I missed on getting Swiss citizenship by a mere year. Beautiful country. Enjoy. 

Depending on whether US retailers are running a sale, those prices were attractive. I think they had bigger discounts toward the end of last year. Moving on...

Canyon does offer aluminum models of the Ultimate which I've read is a great bike with geometry that's in the sweet spot - not too agressive, but not upright endurance - and you can't beat a 30 day trial period to allow you to really get to know the bike. Canyon also has a "closeout" section with one off sizes and returns at greater discount. If you speak with one of their sales reps they should be able to get you on the right sized frame, consider the right of return a way to get out of a bad buy. 

Keep in mind the fit you will receive with your new bike may not be as comprehensive as a dedicated pro fit. Also, if you already have a bike that's setup for you, it's actually pretty easy to copy the fit based on static measurements. This will give you your stack and reach numbers....which you can then use to buy a frame that's closest to those numbers/size. OP, just read your original post and it looks like you would need a fresh fit. 

Ski Verbier this coming winter! Head to northern Italy with the bike on your roof next spring. Go for broke and fill your bidons with Rivella.


----------



## Bobbed06 (Aug 17, 2016)

The Giant Contend SL Disc 1 is a nice option


----------



## Hnefi (Aug 18, 2016)

Well everyone, here's my update. The LBS didn't have any more stock of the Giant in my size, and I ended up getting a Specialized Diverge DSW for even less, and I think it was great decision actually. I wanted a bike that I could use in the winter as well, and the Diverge has 30mm tyres and room for fenders which would not fit on the Giant. 
It rides just as fast as my old Allez and it's even lighter (I think it's 9.1kg as compared to 8.5kg for the full carbon Giant) and I am really impressed with Specialized's frame construction. It gives up maybe 300g on comparable full carbon frames which is basically nothing for my level of cycling. Might be worthy of a few upgrades in the future (I'm thinking SRAM 10spd plus Hydro discs) if I can get the cassette on the SCS wheels.

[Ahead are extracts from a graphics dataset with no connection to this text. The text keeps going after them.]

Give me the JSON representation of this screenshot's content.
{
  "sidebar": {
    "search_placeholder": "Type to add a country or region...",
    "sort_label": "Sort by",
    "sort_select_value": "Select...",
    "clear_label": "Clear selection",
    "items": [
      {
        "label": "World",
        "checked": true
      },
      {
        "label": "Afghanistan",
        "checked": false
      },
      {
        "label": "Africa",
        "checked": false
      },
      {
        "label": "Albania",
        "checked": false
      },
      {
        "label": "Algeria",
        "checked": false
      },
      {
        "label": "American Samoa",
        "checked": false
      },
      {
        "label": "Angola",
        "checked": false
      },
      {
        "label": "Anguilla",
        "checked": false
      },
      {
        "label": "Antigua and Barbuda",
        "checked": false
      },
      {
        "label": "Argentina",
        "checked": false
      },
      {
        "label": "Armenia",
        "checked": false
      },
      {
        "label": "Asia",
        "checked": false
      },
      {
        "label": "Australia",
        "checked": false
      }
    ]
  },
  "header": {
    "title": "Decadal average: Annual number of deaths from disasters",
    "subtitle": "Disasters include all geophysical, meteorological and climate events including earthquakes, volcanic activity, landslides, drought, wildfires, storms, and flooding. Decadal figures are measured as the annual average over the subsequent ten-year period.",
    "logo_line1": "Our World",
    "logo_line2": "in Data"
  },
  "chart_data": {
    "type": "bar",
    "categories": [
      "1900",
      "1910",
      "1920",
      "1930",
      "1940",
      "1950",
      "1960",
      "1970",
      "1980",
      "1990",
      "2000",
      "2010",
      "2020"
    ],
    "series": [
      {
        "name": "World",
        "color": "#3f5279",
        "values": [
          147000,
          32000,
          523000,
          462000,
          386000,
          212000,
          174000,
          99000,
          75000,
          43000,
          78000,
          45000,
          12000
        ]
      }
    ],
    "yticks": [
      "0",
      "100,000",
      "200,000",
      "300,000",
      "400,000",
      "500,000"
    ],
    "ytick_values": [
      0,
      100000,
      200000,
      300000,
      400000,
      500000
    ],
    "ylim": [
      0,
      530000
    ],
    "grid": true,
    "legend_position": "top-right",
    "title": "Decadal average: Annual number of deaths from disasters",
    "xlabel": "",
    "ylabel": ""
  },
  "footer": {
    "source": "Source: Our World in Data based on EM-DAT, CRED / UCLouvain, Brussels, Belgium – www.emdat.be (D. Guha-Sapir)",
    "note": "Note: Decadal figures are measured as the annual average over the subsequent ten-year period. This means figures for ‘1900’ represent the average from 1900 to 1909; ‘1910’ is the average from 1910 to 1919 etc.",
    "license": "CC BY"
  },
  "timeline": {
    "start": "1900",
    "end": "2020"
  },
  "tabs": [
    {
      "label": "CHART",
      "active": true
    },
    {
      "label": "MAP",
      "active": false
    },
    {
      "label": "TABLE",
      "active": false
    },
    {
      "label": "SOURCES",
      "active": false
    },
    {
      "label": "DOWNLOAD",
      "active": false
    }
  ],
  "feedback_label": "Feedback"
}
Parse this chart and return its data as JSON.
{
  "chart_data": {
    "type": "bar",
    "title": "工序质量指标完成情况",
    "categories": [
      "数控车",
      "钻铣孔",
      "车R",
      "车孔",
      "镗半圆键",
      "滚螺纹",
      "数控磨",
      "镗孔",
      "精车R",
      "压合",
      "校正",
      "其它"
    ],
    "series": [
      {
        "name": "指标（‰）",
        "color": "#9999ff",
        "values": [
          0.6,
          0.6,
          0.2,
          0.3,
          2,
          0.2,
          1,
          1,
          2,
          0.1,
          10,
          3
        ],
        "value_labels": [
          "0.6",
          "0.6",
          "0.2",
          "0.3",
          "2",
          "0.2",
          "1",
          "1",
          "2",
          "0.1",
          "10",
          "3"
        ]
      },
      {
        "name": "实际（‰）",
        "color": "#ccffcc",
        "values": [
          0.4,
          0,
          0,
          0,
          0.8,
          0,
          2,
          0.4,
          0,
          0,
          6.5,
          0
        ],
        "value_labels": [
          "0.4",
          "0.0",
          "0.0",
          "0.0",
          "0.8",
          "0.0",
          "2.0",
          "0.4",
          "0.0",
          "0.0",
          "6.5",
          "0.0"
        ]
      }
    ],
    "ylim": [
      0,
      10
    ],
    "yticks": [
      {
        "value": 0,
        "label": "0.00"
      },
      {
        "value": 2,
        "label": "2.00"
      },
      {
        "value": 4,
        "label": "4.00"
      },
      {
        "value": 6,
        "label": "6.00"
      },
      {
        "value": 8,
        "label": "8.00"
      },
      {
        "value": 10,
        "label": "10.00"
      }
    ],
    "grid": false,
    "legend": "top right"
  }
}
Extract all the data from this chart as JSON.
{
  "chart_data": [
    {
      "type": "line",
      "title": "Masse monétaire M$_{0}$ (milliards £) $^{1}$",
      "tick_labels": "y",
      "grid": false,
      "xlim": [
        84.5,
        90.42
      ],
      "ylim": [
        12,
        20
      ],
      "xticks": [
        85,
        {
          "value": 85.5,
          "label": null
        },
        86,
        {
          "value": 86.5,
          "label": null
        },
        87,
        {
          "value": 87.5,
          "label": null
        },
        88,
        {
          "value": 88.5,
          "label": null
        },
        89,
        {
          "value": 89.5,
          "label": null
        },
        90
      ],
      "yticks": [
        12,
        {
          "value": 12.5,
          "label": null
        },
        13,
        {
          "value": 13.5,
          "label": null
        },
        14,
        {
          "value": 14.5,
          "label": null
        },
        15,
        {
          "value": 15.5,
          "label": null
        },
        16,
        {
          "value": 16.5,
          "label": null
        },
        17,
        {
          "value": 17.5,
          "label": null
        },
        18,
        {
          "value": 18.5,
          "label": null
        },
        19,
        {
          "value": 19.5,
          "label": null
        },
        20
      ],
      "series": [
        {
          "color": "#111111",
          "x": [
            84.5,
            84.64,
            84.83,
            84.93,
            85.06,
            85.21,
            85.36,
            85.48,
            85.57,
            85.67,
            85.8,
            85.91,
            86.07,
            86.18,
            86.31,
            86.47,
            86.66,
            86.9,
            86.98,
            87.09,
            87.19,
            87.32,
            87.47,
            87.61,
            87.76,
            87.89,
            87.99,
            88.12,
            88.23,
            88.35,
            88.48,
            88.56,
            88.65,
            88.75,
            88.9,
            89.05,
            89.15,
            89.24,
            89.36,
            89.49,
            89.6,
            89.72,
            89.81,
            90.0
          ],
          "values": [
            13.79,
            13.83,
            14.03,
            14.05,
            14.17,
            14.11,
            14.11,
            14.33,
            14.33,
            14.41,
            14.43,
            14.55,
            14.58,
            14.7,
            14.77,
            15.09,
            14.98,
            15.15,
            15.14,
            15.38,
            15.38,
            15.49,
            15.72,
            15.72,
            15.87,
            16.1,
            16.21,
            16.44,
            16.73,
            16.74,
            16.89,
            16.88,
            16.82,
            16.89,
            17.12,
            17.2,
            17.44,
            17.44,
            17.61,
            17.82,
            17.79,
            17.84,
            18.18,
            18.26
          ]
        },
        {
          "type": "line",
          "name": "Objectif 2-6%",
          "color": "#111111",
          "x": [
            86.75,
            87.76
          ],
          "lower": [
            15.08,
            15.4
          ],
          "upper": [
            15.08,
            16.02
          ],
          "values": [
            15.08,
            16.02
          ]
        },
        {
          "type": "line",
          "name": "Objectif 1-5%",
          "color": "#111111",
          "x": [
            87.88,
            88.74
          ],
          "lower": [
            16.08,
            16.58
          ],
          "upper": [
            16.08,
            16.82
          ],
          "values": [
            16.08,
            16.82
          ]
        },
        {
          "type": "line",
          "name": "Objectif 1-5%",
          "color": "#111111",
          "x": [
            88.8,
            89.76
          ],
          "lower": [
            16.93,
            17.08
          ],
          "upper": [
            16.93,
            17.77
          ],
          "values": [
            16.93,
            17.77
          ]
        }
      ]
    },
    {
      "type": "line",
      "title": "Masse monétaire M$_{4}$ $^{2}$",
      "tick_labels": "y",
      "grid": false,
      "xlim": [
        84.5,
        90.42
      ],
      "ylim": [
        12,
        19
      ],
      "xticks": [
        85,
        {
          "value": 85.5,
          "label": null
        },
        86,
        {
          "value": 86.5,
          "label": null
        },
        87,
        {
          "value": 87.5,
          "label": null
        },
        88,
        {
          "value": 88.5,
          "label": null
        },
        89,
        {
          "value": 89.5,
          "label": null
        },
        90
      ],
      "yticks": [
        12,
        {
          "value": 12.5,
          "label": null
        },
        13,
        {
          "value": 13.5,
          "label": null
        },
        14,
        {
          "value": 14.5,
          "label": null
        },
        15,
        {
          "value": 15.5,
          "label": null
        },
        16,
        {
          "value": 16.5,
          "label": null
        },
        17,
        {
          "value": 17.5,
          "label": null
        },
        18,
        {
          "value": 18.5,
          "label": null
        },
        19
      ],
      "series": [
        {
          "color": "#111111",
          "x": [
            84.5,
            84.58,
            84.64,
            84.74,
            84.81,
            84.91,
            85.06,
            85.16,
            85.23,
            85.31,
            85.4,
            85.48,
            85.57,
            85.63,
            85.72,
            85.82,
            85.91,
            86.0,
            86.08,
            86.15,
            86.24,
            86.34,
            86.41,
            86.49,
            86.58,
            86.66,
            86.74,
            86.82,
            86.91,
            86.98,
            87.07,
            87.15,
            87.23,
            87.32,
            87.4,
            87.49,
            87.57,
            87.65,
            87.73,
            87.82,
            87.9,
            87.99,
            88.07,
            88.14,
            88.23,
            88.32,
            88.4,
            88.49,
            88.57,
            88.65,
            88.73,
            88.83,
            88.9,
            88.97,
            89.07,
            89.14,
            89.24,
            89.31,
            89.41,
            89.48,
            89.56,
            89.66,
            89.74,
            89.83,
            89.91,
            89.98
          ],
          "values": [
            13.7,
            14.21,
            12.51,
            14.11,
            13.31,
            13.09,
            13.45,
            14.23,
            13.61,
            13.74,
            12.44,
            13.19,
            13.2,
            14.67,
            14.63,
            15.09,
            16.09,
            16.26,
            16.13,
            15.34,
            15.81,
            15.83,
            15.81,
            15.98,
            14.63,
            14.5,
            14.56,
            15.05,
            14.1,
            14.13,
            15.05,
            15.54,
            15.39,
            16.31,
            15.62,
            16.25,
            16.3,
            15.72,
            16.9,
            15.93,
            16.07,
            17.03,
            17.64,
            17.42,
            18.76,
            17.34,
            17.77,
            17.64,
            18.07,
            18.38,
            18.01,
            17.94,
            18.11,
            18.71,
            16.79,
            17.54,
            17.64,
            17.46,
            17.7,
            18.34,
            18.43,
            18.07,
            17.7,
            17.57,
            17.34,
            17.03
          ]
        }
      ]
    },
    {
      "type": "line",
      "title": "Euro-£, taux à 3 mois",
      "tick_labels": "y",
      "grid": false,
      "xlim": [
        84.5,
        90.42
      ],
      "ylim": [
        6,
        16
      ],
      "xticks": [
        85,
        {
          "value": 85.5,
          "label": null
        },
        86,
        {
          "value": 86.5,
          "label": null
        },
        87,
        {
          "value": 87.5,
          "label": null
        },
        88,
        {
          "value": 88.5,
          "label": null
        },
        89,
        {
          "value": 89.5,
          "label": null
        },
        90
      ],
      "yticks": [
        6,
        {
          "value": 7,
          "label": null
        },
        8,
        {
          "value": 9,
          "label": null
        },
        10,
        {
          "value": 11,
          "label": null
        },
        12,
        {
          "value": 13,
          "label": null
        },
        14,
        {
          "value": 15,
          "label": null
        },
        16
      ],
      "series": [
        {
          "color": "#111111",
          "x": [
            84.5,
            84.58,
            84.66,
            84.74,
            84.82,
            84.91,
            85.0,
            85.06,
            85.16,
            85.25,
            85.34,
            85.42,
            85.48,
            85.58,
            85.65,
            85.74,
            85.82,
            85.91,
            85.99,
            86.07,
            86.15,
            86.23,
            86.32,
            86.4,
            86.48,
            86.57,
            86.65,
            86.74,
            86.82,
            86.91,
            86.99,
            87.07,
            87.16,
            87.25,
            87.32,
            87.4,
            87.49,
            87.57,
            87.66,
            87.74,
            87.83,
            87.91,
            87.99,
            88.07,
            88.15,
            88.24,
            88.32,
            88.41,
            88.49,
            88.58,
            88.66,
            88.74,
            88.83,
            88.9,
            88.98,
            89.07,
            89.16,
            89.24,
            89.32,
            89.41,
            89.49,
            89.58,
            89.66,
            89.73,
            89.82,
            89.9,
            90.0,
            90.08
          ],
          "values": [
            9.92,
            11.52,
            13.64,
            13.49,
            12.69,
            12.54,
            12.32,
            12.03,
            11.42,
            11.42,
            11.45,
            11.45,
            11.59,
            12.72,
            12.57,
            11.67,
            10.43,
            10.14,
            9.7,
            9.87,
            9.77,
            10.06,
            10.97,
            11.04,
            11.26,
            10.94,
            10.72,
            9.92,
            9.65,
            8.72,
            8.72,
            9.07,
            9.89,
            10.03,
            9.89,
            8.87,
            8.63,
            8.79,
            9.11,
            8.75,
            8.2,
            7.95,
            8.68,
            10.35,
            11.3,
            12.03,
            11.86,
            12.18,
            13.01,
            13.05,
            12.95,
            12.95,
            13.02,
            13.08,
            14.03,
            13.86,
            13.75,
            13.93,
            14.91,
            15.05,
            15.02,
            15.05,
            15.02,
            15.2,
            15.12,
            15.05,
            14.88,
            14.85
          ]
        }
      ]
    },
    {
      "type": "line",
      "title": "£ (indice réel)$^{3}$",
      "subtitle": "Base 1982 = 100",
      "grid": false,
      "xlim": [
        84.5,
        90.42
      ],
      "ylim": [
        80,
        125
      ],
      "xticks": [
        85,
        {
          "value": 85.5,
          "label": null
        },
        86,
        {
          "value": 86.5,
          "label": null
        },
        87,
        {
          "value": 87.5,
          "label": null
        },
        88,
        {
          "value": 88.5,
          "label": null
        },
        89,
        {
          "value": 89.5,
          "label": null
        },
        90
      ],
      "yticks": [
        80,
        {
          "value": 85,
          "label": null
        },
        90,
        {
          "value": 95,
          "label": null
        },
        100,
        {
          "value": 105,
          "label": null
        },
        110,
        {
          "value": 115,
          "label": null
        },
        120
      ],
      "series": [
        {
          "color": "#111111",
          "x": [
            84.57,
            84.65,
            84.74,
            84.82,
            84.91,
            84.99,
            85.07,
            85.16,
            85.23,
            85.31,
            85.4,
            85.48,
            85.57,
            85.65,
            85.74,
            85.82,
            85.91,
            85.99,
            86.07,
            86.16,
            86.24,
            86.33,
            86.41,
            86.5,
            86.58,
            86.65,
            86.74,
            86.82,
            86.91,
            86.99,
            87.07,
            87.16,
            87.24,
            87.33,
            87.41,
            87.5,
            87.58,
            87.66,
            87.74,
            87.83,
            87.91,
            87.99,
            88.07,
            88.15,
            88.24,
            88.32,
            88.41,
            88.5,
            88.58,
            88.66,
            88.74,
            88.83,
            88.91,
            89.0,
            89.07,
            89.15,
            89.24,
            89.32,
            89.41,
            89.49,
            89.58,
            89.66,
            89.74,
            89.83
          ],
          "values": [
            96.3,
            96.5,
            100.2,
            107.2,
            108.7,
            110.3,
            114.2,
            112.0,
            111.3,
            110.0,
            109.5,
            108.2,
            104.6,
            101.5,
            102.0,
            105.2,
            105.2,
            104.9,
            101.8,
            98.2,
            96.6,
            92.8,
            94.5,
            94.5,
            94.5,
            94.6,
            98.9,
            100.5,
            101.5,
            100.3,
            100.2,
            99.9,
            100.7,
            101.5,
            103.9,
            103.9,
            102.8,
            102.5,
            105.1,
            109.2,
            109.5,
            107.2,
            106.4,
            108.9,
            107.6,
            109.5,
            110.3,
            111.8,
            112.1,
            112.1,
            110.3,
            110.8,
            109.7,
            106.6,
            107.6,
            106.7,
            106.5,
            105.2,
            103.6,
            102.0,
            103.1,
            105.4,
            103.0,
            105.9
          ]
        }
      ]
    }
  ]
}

Pics attached. She's a looker.  

















Sent from my Nexus 5X using Tapatalk


----------



## Fredrico (Jun 15, 2002)

Hnefi said:


> Well everyone, here's my update. The LBS didn't have any more stock of the Giant in my size, and I ended up getting a Specialized Diverge DSW for even less, and I think it was great decision actually. I wanted a bike that I could use in the winter as well, and the Diverge has 30mm tyres and room for fenders which would not fit on the Giant.
> It rides just as fast as my old Allez and it's even lighter (I think it's 9.1kg as compared to 8.5kg for the full carbon Giant) and I am really impressed with Specialized's frame construction. It gives up maybe 300g on comparable full carbon frames which is basically nothing for my level of cycling. Might be worthy of a few upgrades in the future (I'm thinking SRAM 10spd plus Hydro discs) if I can get the cassette on the SCS wheels.
> 
> Pics attached. She's a looker.
> ...


Looks like a mean machine! :thumbsup: Nice "do everything" bike. The set up looks perfect. 

Now you gotta tell us where those mountains are!


----------